Why does Cleveland only have one guy who could leave and the Bengals have a dozen? Because when you stink like the Browns, you don't let your veterans get to the start of a new league year before you cut them.
Tramon Williams, Josh McCown and Andrew Hawkins have already been shown the door.
Pryor's agents are supposedly sitting down with the Browns at dinner this week in Indianapolis to pursue a new deal. Cleveland's executive vice president, Sashi Brown, said Wednesday the Browns would like to keep Pryor, but won't be devastated if he leaves.
That's just good negotiating.
Browns coach Hue Jackson likes Pryor a lot and Pryor likes Hue, but once teams start telling TP how great he is, that could lead to him leaving.
He might be a priority for someone to sign as their No. 3 wideout.
The Browns always believe they can find a Hall of Famer hidden between the couch cushions. And, when you’re a one-win team, it's not like Pryor's departure would make an appreciable difference.
Cleveland will always be marking time until it finds a quarterback. It's the Browns’ misfortune that in a year where they have the No. 1 pick, there's no Peyton Manning or Andrew Luck waiting for them.
The experts say DeShaun Watson, DeShone Kizer and Mitch Trubisky aren't worthy of a first-round selection, let alone the No. 1 or even No. 12 overall pick.
The reality is that all three will likely be gone by No. 12.
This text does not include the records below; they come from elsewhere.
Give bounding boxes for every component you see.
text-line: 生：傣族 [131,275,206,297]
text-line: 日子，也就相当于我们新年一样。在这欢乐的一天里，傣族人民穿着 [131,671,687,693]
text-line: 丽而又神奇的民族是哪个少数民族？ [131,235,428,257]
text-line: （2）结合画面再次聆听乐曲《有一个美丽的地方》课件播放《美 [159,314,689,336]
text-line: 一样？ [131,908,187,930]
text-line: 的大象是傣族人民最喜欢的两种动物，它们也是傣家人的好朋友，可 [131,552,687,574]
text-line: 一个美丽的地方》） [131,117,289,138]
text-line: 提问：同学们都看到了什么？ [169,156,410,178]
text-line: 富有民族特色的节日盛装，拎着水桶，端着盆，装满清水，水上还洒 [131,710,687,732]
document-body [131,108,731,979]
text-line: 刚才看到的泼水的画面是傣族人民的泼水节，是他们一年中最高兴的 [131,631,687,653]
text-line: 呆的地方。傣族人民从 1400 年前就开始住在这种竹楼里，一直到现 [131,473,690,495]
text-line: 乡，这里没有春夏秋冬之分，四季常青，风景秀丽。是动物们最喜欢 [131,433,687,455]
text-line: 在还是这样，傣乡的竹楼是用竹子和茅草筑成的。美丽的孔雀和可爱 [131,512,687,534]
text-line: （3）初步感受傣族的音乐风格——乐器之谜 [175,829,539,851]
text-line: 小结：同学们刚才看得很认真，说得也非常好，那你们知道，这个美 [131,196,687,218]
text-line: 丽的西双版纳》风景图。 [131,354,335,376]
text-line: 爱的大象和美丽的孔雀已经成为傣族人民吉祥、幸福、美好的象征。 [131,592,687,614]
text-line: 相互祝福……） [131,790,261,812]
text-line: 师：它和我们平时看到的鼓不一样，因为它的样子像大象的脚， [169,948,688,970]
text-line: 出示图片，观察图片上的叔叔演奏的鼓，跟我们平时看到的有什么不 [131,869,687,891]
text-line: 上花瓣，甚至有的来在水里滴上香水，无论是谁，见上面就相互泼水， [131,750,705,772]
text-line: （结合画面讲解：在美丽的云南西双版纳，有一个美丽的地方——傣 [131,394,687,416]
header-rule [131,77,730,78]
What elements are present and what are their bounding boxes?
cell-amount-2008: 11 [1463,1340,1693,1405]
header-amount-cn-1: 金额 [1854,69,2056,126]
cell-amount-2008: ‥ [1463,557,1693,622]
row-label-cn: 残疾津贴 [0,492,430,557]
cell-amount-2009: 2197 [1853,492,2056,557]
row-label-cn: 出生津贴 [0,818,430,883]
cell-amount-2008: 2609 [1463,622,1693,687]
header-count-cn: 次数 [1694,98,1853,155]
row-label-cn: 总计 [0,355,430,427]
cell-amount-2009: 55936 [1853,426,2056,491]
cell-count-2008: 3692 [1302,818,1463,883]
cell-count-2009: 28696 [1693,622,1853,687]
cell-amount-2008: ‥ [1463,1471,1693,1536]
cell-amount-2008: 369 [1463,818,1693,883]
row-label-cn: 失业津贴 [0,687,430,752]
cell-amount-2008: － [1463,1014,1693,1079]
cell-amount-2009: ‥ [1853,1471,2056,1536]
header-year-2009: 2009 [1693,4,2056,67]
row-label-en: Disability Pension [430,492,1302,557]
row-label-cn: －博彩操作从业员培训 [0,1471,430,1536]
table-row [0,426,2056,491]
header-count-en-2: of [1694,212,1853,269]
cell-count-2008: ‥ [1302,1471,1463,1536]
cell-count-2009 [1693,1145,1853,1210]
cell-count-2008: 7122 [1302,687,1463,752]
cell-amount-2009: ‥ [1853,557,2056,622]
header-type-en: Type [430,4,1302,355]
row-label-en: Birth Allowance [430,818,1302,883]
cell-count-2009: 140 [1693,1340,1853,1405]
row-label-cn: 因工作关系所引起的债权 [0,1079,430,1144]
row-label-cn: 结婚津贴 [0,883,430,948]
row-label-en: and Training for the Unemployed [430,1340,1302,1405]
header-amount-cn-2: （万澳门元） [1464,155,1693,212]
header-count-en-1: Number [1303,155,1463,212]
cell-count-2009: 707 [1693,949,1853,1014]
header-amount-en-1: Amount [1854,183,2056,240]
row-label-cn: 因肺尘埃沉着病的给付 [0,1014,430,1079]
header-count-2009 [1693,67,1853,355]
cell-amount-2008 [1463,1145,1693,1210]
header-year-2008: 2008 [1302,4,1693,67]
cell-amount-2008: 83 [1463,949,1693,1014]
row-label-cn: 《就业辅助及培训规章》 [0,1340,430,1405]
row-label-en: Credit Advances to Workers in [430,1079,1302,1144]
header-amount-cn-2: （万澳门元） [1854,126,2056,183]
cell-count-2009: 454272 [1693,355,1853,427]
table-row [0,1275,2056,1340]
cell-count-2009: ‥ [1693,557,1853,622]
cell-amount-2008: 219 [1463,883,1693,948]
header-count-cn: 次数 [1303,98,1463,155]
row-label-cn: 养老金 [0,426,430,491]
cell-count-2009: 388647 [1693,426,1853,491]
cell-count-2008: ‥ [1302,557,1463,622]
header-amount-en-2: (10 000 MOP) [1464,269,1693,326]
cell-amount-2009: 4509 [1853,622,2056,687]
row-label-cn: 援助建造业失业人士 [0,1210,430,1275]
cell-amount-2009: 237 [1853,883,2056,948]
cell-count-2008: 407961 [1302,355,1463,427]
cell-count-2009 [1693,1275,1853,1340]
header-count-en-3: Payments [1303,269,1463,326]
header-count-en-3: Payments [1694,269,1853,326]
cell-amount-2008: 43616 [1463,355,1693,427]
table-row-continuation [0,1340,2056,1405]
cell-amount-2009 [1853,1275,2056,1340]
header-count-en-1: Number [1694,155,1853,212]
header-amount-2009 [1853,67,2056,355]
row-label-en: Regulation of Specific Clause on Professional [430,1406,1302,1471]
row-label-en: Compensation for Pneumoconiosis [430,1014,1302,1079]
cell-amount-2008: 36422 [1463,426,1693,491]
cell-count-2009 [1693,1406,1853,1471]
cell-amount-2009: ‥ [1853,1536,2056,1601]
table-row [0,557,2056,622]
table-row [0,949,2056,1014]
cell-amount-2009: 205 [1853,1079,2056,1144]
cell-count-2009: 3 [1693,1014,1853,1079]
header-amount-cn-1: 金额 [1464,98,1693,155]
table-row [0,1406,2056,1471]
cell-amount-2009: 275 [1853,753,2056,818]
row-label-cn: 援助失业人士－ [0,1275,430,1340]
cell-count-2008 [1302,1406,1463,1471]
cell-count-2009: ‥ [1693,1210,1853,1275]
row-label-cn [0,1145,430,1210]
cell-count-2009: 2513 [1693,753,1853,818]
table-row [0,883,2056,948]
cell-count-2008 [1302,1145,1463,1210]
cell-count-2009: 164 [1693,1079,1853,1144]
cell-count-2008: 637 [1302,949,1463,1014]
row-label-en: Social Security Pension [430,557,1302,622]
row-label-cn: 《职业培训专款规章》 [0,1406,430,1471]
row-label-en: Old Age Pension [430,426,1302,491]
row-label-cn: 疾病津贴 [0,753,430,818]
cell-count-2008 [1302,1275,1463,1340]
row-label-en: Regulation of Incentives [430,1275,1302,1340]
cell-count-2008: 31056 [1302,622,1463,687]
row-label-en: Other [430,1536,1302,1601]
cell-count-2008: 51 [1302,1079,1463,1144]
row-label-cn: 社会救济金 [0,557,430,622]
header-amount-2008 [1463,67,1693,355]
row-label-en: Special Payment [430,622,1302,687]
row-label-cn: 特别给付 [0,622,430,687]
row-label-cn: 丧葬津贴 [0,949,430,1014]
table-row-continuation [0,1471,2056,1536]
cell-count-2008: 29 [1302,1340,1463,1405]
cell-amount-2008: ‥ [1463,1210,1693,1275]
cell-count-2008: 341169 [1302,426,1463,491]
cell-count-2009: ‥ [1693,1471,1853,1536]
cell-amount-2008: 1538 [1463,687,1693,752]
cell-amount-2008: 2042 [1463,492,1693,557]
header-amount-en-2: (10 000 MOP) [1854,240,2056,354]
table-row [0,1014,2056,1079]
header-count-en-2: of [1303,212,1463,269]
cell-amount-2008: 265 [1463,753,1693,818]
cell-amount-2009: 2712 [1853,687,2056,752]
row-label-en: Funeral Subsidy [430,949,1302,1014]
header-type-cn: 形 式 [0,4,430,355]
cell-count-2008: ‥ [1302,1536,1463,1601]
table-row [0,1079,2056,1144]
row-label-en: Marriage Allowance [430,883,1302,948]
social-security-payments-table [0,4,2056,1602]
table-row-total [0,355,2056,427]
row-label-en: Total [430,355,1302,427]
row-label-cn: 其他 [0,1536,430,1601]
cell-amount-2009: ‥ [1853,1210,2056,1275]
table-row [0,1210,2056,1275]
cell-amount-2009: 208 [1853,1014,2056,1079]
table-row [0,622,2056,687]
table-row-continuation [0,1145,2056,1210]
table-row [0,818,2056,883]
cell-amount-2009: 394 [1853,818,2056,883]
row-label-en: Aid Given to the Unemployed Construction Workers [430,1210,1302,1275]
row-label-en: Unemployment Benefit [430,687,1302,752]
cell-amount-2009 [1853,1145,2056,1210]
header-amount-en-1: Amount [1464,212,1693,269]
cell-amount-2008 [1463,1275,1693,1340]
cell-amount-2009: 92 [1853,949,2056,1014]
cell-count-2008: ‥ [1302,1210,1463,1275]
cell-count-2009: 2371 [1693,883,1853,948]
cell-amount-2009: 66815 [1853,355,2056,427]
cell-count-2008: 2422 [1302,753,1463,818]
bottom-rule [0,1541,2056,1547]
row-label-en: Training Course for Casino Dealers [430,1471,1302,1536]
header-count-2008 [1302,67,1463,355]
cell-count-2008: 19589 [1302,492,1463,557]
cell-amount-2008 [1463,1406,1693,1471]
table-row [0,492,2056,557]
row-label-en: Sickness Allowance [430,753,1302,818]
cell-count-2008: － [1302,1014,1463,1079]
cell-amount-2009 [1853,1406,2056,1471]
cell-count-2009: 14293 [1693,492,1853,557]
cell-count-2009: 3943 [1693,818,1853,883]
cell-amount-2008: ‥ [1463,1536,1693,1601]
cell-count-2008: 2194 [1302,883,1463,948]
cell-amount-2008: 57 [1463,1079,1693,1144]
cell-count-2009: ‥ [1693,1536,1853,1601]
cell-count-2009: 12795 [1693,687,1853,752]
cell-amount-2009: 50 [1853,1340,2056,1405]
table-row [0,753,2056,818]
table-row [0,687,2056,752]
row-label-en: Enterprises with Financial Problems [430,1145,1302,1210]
So the Browns draft choices, as they pertain to quarterbacks, may turn out like Goldilocks' pooridge. No. 1 is toooooo high. And No. 12 is tooooo low.
So that might force the Browns to go with Cody Kessler or Robert Griffin III next year, which if so will prompt opposing defenses to say, "All the better to eat you with, my dear."
Not only is there not a quarterback worth taking at No. 1, there's no one compelling enough to fetch a tempting trade offer of multiple picks in future drafts for the Browns to trade out of the top spot.
Texas A&M's Myles Garrett and Alabama's Jonathan Allen are the likeliest selections at No. 1 overall, unless either of them has some dark, evil secret or medical condition.
Those sorts of things come to light this week at the Combine, where team officials get 60, five-minute interviews with the draft prospects they are most interested in.
Think of the Combine as a job fair for wannabe NFL rookies. Think of the five-minute interviews as the league's version of speed dating, and think of the Combine workouts themselves as the Underwear Olympics.
Browns fans will get caught up in whatever their team does between now and September, then get their hearts broken again.
Bengals fans know not to obsess about the off-season, assured that Marvin Lewis and Co. will at least be in the mix until we get close the post-season.
It's arguable which fan base's fate is worse…not having any chance to win in Cleveland, or having every expectation of a deep playoff run in Cincinnati, only to get crushed.
It's like two paths to the same destination that both veer off course in different directions. Oh, well, at least the ride to oblivion is entertaining.